Run that string through the sub to see the results:

my @para = wrap-paragraph $str.lines, :para-pre-text('#| '), :para-indent(4);
.say for @para;

yields:

    #| Begin a new sub-path by moving the current point to coordinates (x, y),
    #| omitting any connecting line segment. If the previous path construction
    #| operator in the current path was also m, the new m overrides it.

The signature:

multi sub wrap-paragraph(
    @text,
    UInt :$max-line-length     = 78,
    #------------------------------#
    UInt :$para-indent         = 0,
    UInt :$first-line-indent   = 0,
    UInt :$line-indent         = 0,
    #------------------------------#
    Str  :$para-pre-text       = '',
    Str  :$first-line-pre-text = '',
    Str  :$line-pre-text       = '',
    #------------------------------#
    :$debug,
    --> List) is export(:wrap-paragraph)
{...}
multi sub wrap-paragraph(
    $text,
    # ... other args same as the other multi
    --> List) is export(:wrap-paragraph)
{...}

wrap-text

This routine is used in creating PostScript PDF or other output formats where blocks (e.g., paragraphs) need to be wrapped to a specific maximum width based on the font face and font size to be used. Note it has all the options of the wrap-paragraph routine except the :width is expressed in PostScript points (72 per inch) as is the :font-size.

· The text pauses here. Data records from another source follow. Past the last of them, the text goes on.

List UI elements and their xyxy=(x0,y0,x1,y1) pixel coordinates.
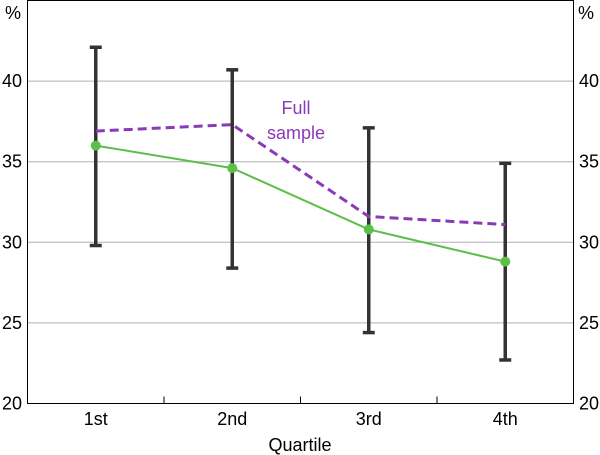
y-tick-label-right: 20 xyxy=(579,394,599,414)
y-unit-right: % xyxy=(578,3,594,23)
annotation-full-sample-line2: sample xyxy=(267,123,325,143)
y-tick-label-right: 40 xyxy=(579,71,599,91)
x-axis-label: Quartile xyxy=(268,435,331,455)
y-tick-label-left: 40 xyxy=(2,71,22,91)
y-tick-label-right: 30 xyxy=(579,232,599,252)
series-line-quartile xyxy=(95,144,506,263)
y-unit-left: % xyxy=(5,3,21,23)
y-tick-label-left: 25 xyxy=(2,313,22,333)
series-line-full-sample xyxy=(95,123,506,227)
data-point xyxy=(90,140,101,151)
annotation-full-sample-line1: Full xyxy=(281,98,310,118)
data-point xyxy=(227,163,238,174)
y-tick-label-right: 25 xyxy=(579,313,599,333)
data-point xyxy=(500,256,511,267)
y-tick-label-left: 30 xyxy=(2,232,22,252)
x-tick-label: 4th xyxy=(493,409,518,429)
y-tick-label-right: 35 xyxy=(579,152,599,172)
y-tick-label-left: 20 xyxy=(2,394,22,414)
x-tick-label: 3rd xyxy=(356,409,382,429)
x-tick-label: 2nd xyxy=(217,409,247,429)
data-point xyxy=(363,224,374,235)
x-tick-label: 1st xyxy=(84,409,108,429)
plot-frame xyxy=(27,0,574,404)
y-tick-label-left: 35 xyxy=(2,152,22,172)
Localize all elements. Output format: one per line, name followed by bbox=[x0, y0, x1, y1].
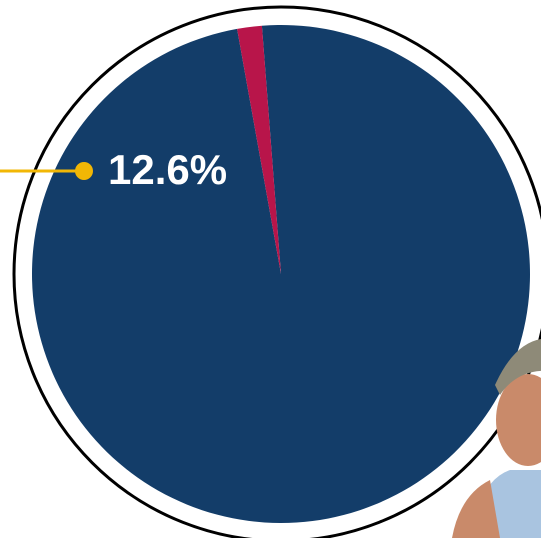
annotation-dot bbox=[75, 162, 93, 180]
annotation: 12.6% bbox=[108, 146, 227, 193]
pie bbox=[32, 25, 530, 523]
chart: 12.6% bbox=[0, 0, 541, 538]
pie-slice bbox=[32, 25, 530, 523]
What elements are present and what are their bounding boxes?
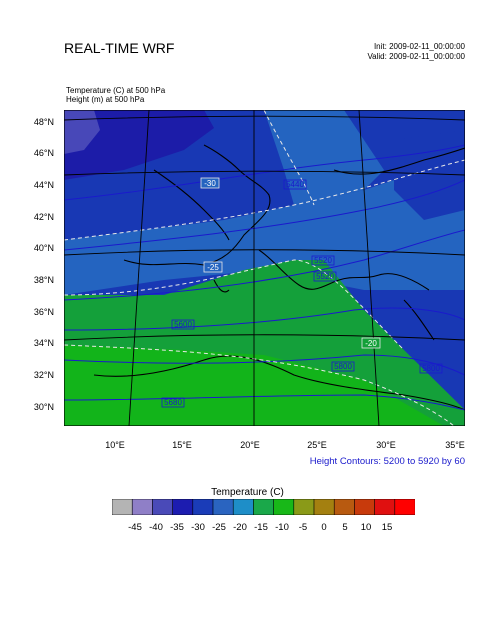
- height-label-c: 5680: [164, 398, 182, 407]
- colorbar-label: -5: [298, 522, 308, 533]
- colorbar-label: -25: [212, 522, 226, 533]
- colorbar-swatch: [152, 499, 174, 515]
- page-title: REAL-TIME WRF: [64, 40, 175, 56]
- colorbar-swatch: [112, 499, 133, 515]
- colorbar-swatch: [293, 499, 315, 515]
- lat-label: 34°N: [33, 338, 54, 348]
- height-label-f: 5800: [422, 364, 440, 373]
- height-label-e: 5520: [316, 272, 334, 281]
- colorbar-swatch: [253, 499, 275, 515]
- colorbar-label: -35: [170, 522, 184, 533]
- colorbar-swatch: [273, 499, 295, 515]
- colorbar-swatch: [212, 499, 234, 515]
- colorbar-title: Temperature (C): [211, 487, 284, 498]
- lon-label: 20°E: [240, 440, 260, 450]
- temp-label-a: -30: [204, 179, 216, 188]
- height-label-a: 5440: [286, 180, 304, 189]
- lon-label: 25°E: [307, 440, 327, 450]
- lon-label: 35°E: [445, 440, 465, 450]
- colorbar-swatch: [172, 499, 194, 515]
- lat-label: 48°N: [33, 117, 54, 127]
- lat-label: 32°N: [33, 370, 54, 380]
- colorbar-swatch: [232, 499, 254, 515]
- height-field-label: Height (m) at 500 hPa: [66, 95, 145, 104]
- temperature-band-east: [394, 130, 465, 220]
- colorbar-label: -45: [128, 522, 142, 533]
- init-time: Init: 2009-02-11_00:00:00: [373, 42, 465, 51]
- colorbar-label: -15: [254, 522, 268, 533]
- temperature-contours: [64, 110, 465, 426]
- lat-label: 30°N: [33, 402, 54, 412]
- height-label-d: 5800: [334, 362, 352, 371]
- colorbar-swatch: [374, 499, 396, 515]
- colorbar-label: -10: [275, 522, 289, 533]
- temperature-colorbar: [112, 499, 415, 515]
- lat-label: 36°N: [33, 307, 54, 317]
- colorbar-swatch: [333, 499, 355, 515]
- lat-label: 40°N: [33, 243, 54, 253]
- temperature-field-label: Temperature (C) at 500 hPa: [66, 86, 166, 95]
- lat-label: 38°N: [33, 275, 54, 285]
- colorbar-swatch: [192, 499, 214, 515]
- colorbar-label: 10: [360, 522, 372, 533]
- colorbar-swatch: [354, 499, 376, 515]
- height-contours: [64, 144, 465, 411]
- temperature-band-upper: [264, 110, 384, 205]
- lon-label: 30°E: [376, 440, 396, 450]
- colorbar-label: 5: [342, 522, 348, 533]
- coastlines: [93, 144, 465, 411]
- lat-label: 42°N: [33, 212, 54, 222]
- colorbar-label: 15: [381, 522, 393, 533]
- cold-region: [64, 110, 214, 180]
- graticule: [64, 110, 465, 426]
- height-contours-note: Height Contours: 5200 to 5920 by 60: [309, 456, 465, 467]
- colorbar-label: 0: [321, 522, 327, 533]
- temp-label-c: -20: [365, 339, 377, 348]
- colorbar-swatch: [394, 499, 415, 515]
- temp-label-b: -25: [207, 263, 219, 272]
- lon-label: 15°E: [172, 440, 192, 450]
- weather-map: -30 -25 -20 5440 5600 5680 5800 5520 580…: [64, 110, 465, 426]
- lon-label: 10°E: [105, 440, 125, 450]
- coldest-region: [64, 110, 100, 154]
- height-label-b: 5600: [174, 320, 192, 329]
- valid-time: Valid: 2009-02-11_00:00:00: [367, 52, 465, 61]
- colorbar-label: -40: [149, 522, 163, 533]
- colorbar-label: -20: [233, 522, 247, 533]
- height-label-g: 5520: [314, 256, 332, 265]
- lat-label: 44°N: [33, 180, 54, 190]
- lat-label: 46°N: [33, 148, 54, 158]
- colorbar-swatch: [131, 499, 153, 515]
- colorbar-label: -30: [191, 522, 205, 533]
- colorbar-swatch: [313, 499, 335, 515]
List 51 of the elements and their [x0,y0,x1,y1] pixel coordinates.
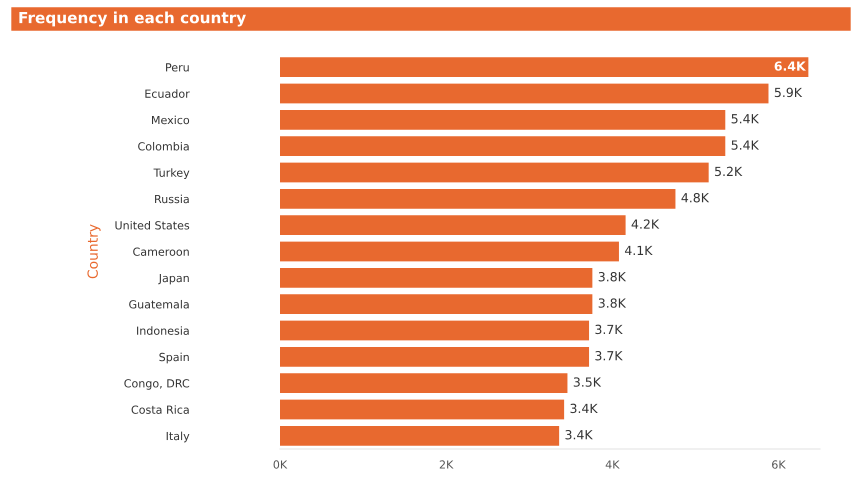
data-label: 5.2K [715,166,742,176]
y-tick-label: Guatemala [129,300,189,309]
data-label: 3.5K [574,377,602,387]
bar [280,84,768,104]
text: Frequency in each country [19,12,246,26]
bar [280,426,560,446]
bar [280,136,726,156]
bar [280,215,626,236]
bar [280,110,726,130]
bar [280,162,709,182]
data-label: 3.8K [598,272,626,282]
data-label: 4.8K [681,193,710,202]
bar [280,57,808,78]
y-tick-label: Congo, DRC [124,379,190,390]
data-label: 5.4K [732,140,760,150]
bar [280,242,619,262]
x-tick-label: 6K [772,460,786,469]
y-tick-label: Mexico [152,116,190,124]
y-axis-title: Country [87,224,101,278]
bar [280,268,592,288]
y-tick-label: Indonesia [137,326,189,335]
y-tick-label: Japan [158,274,189,284]
data-label: 3.7K [595,324,623,334]
data-label: 3.8K [598,298,626,308]
y-tick-label: Costa Rica [132,405,189,414]
bar [280,373,568,394]
data-label: 3.4K [570,404,598,414]
x-tick-label: 2K [440,460,454,469]
y-tick-label: Cameroon [133,247,189,256]
y-tick-label: Italy [166,432,190,442]
y-tick-label: Colombia [138,142,189,151]
bar [280,400,564,420]
x-tick-label: 0K [274,460,288,469]
bar [280,188,676,209]
y-tick-label: Turkey [154,168,190,180]
y-tick-label: United States [115,220,190,230]
x-tick-label: 4K [606,460,620,469]
data-label: 5.9K [774,88,802,98]
y-tick-label: Spain [159,352,189,364]
bar [280,346,590,367]
data-label: 3.7K [595,351,623,360]
bar [280,320,590,340]
y-tick-label: Russia [155,194,189,204]
data-label: 4.1K [624,246,653,255]
y-tick-label: Ecuador [145,89,190,98]
data-label: 4.2K [632,219,660,229]
data-label: 5.4K [732,114,760,124]
y-tick-label: Peru [166,63,189,72]
bar [280,294,592,314]
data-label: 6.4K [774,61,806,71]
data-label: 3.4K [565,430,593,440]
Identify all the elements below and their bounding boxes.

The default :width is 468 points, the length of a line on a Letter paper, portrait orientation, with one-inch margins on all sides.

The fonts currently handled are the the 14 PostScript and PDF Core Fonts:

Courier
Courier-Bold
Courier-Oblique
Courier-BoldOblique
Helvetica
Helvatica-Bold
Helvetica-Oblique
Helvatica-BoldOblique
Times-Roman
Times-Bold
Times-Italic
Times-BoldItalic
Symbol
Zaphdingbats
multi sub wrap-text(
    @text,
    Real :$width               = 468, #= PS points for 6.5 inches
         :$font-name           = 'Times-Roman',
    Real :$font-size           = 12,
    #------------------------------#
    UInt :$para-indent         = 0,
    UInt :$first-line-indent   = 0,
    UInt :$line-indent         = 0,
    #------------------------------#
    Str  :$para-pre-text       = '',
    Str  :$first-line-pre-text = '',
    Str  :$line-pre-text       = '',
    #------------------------------#
    :$debug,
    --> List) is export(:wrap-text)
{...}
multi sub wrap-text(
    $text,
    # ... other args same as the other multi
    --> List) is export(:wrap-text)
{...}

AUTHOR

Tom Browder [email protected]

COPYRIGHT AND LICENSE

Copyright © 2019-2024 Tom Browder

This library is free software; you may redistribute it or modify it under the Artistic License 2.0.